Sus instintos como compositor lo iban a llevar por un camino distinto al del jazz; no estaba interesado en trasladar ese «universo de rapidez de pensamiento» a las partituras. De hecho, a Bryars se lo suele situar dentro de un movimiento bautizado como «minimalista». Entrar a definir el minimalismo como estilo podría llevarnos, irónicamente, a una discusión interminable. No estamos hablando exactamente de alguien que se presenta en el escenario con un triángulo, pega dos campanaditas y se marcha (aunque ha habido experimentos en ese sentido, ¡y hasta sin instrumentos!). En realidad, el término «minimalismo» se emplea para una serie de compositores cuyas obras comparten ciertas características básicas: se trata de una música que evita complicaciones, que busca armonías sencillas, que recurre mucho a la repetición de esquemas, etc. La diferencia entre el minimalismo y otros estilos que usan casi siempre esquemas sencillos, como el rock, es que el minimalismo busca esa simplicidad de manera deliberada. El rock suele ser sencillo no por una decisión artística consciente, sino porque nació como mera música de baile, empleando esquemas que provenían de la música folclórica; sin embargo, hay artistas de rock que complican mucho sus obras. Lo cual es lógico; con su evolución era de esperar que surgieran artistas que intentasen expandir las fronteras de lo que podía hacerse con el estilo. Los compositores minimalistas siguen el camino contrario: provienen de estilos de música más formales o académicos, pero cultivan la sencillez por principio. Por trazar un paralelismo cinematográfico, es como cuando David Lynch sorprendió a todo el mundo con Una historia verdadera; parecía que quisiera recordar a sus propios espectadores que, por mucho que elogiasen el intrincado cubismo de su cine, las películas sencillas con historias sencillas pueden ser tan dignas de atención y admiración como las más complejas.

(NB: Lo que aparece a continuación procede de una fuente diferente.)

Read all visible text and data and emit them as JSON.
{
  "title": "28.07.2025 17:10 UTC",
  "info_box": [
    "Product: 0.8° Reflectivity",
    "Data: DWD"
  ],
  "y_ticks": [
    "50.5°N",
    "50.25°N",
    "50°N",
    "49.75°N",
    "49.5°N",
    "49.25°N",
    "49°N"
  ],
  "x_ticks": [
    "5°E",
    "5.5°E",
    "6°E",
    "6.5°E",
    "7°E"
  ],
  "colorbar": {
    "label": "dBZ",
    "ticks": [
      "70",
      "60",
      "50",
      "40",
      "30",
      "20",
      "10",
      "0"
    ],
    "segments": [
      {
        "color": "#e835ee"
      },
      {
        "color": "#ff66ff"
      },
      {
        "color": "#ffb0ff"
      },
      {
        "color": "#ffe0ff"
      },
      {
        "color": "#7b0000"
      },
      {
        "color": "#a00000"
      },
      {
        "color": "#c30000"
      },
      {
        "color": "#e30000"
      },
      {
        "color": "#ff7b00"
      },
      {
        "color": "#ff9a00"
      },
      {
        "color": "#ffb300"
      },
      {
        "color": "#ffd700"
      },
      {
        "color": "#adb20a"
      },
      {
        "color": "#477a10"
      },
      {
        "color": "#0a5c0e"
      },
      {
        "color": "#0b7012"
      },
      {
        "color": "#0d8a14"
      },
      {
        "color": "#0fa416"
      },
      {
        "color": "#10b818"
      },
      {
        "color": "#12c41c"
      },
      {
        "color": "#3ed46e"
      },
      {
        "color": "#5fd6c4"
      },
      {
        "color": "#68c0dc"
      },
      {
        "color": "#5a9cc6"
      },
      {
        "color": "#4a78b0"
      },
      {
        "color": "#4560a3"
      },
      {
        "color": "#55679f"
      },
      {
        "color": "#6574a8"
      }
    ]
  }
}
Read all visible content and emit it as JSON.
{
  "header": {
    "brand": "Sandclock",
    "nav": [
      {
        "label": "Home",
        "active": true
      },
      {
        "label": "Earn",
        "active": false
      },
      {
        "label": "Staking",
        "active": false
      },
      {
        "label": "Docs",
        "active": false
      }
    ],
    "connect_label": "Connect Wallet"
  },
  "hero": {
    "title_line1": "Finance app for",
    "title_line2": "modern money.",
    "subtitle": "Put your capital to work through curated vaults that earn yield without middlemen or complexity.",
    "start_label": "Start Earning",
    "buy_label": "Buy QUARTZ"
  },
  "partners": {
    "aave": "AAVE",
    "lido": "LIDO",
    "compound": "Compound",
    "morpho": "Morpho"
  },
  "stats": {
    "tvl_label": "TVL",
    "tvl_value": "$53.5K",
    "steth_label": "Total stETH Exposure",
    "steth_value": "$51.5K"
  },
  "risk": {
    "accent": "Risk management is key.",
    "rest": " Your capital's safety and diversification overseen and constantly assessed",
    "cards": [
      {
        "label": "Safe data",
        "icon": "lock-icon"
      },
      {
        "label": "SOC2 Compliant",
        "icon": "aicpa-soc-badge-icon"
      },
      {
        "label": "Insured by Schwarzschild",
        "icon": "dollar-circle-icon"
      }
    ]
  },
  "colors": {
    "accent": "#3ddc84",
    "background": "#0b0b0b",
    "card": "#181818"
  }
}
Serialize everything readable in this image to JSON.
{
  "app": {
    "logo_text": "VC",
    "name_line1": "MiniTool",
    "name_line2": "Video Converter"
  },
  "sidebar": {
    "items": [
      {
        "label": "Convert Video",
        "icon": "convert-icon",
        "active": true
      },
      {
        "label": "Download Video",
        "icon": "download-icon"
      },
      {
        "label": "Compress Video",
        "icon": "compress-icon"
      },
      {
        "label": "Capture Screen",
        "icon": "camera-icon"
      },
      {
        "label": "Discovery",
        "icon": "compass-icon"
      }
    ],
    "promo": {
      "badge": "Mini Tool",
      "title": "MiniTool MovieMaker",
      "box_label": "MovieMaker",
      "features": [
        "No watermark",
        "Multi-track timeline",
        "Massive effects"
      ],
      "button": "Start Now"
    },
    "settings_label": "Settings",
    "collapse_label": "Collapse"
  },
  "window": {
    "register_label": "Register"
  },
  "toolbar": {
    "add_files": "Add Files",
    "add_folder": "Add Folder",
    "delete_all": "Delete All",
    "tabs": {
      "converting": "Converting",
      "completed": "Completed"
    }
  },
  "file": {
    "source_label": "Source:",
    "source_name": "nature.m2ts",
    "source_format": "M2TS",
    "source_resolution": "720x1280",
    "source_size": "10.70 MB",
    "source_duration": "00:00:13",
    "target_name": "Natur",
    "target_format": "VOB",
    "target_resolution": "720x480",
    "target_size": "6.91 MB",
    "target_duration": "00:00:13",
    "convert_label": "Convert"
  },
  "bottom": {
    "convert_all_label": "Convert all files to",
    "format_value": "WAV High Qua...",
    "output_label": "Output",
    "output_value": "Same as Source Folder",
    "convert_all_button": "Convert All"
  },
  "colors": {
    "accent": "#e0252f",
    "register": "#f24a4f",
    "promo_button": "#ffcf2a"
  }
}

El minimalismo también se distingue del rock y otros estilos de base folclórica en que no solo huye de la complicación, sino también de la grandilocuencia emocional. Piensen, por ejemplo, en el famoso Bolero de Maurice Ravel. Es una pieza que algunos califican como «preminimalista» o «protominimalista» porque comparte algunas de las mencionadas características, en especial la repetición con variaciones de un único motivo. Pero el Bolero posee una fiereza romántica incompatible con el minimalismo. El Bolero pretende (y consigue) apabullar emocionalmente al público, y en eso no se distingue demasiado de la manera en que buscaban emocionar piezas de Beethoven o Wagner. Las composiciones minimalistas, en cambio, no quieren apabullar al oyente sino hipnotizarlo. Aunque estas piezas puedan contener crescendos o cambios de intensidad, su objetivo final es envolver, y no perforar, el espíritu de quien escucha. Tampoco es exactamente música ambiental, en el sentido de que no es música pensada para servir de telón de fondo a otras actividades, aunque sí puede contener sonidos ambientales, desde conversaciones a grillos. Está pensada para ser escuchada con atención, para que su suave reiteración consiga que los patrones musicales pierdan el significado emocional que les hubiésemos conferido de antemano. Una vez ese significado emocional se ha desvanecido, podemos redescubrir la belleza de las armonías sencillas en sí mismas, sin asociaciones, por su mero sonido.

Bryars, escribiendo bajo este principio, obtuvo su primer éxito en 1969. Estrenó en Londres una pieza titulada «The Sinking of the Titanic», con la que trataba de sumergir al oyente en una vibración continua mediante armonías reiterativas, más que de desarrollar una arquitectura musical en la destaque una melodía sobre la base armónica. Aquí, por así decir, el acompañamiento es el protagonista, porque la melodía es muy tenue. Eso sí, la música de Bryars, como se puede comprobar, no es tan fría como la de otros minimalistas. Tiene todavía un deje romántico muy característico, y los sonidos no orquestales (voces habladas, etc.) sirven para que el oyente se distraiga de la base armónica y pueda contemplarla de otro modo cuando vuelve a centrarse en ella.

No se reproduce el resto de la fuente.